Head of Department Professor John Schad described the Awards’ core commitment “to uncovering and celebrating the very best of sixth-form writing,” by stating that “[t]hese awards are an exciting new venture which […] will encourage sixth-form students across the country to develop their work as literary critics and/or creative writers”.
The first instance of the Department’s Writing Awards, which include categories in Criticism, Fiction and Poetry, is open to any student in Year Twelve and offers students the opportunity to win cash prizes as well as a chance to be published in Lancaster’s literary magazine, Cake, which specialises in publishing “the best in new writing, be it poetry, flash fiction or insightful reviews of new work.”
Judging the competition will be members of the University’s own literary elite, including critic and Distinguished Professor of English Literature Terry Eagleton as a judge for the Criticism category, and Paul Farley, who was recently nominated for the prestigious T. S. Eliot Prize for Poetry, as a judge of the Poetry category. Also adding the benefits of their own experience and insights will be Helen Farish and Graham Mort (Poetry), and Jenn Ashworth, George Green and Zoe Lambert (Prose).
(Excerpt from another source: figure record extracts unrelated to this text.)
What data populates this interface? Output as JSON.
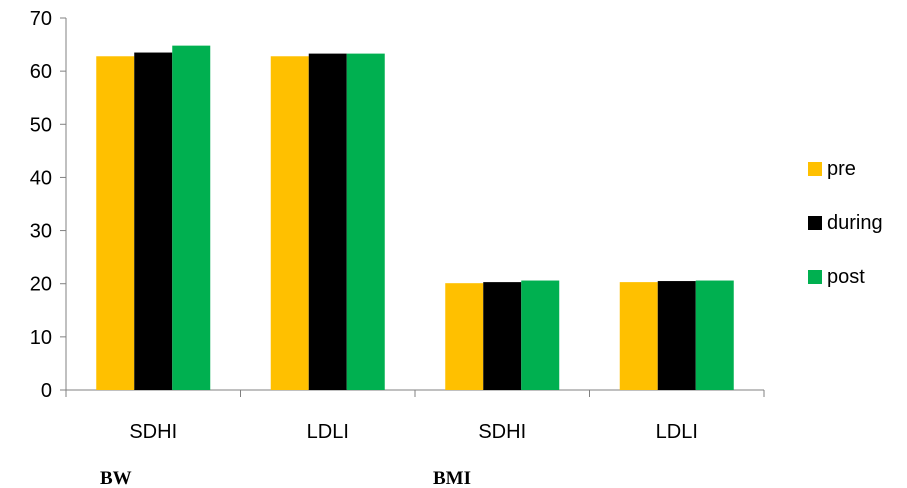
{
  "chart_data": {
    "type": "bar",
    "categories": [
      "SDHI",
      "LDLI",
      "SDHI",
      "LDLI"
    ],
    "groups": [
      "BW",
      "BMI"
    ],
    "series": [
      {
        "name": "pre",
        "color": "#FFC000",
        "values": [
          62.8,
          62.8,
          20.1,
          20.3
        ]
      },
      {
        "name": "during",
        "color": "#000000",
        "values": [
          63.5,
          63.3,
          20.3,
          20.5
        ]
      },
      {
        "name": "post",
        "color": "#00B050",
        "values": [
          64.8,
          63.3,
          20.6,
          20.6
        ]
      }
    ],
    "ylim": [
      0,
      70
    ],
    "yticks": [
      0,
      10,
      20,
      30,
      40,
      50,
      60,
      70
    ],
    "legend_position": "right",
    "grid": false
  }
}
Current students of the University are being asked to spread the word by contacting their old schools and colleges with details of the competition. By entering into the contest, young writers will have the chance to showcase their talents and secure recognition for their writing potential. It is also hoped that engagement with Further Education students interested in English and Creative Writing will foster links that will endure as they come to make their university applications: Professor Schad indicated his hope that the event would “develop the profile of the Department amongst potential applicants.”
Lindsey King, the Part II Secretary for the Department, confirmed that over two and a half thousand schools across the country had received notice of the competition via email, and that those orchestrating the event were “look[ing] forward to receiving [the] first entries soon.” Social media websites have also been utilised in reaching out to as many aspiring writers as possible.
King added, “I think it’s a different way of getting students who might not think about Lancaster involved and interested.”
The closing date for entries is January 31st 2013, with the longlist due for publication in March and the shortlist in April. The announcement of the winning entries will be conducted in conjunction with Lancaster’s Sixth Form Conference, planned for July 2013, when a series of creative and critical seminars will also take place.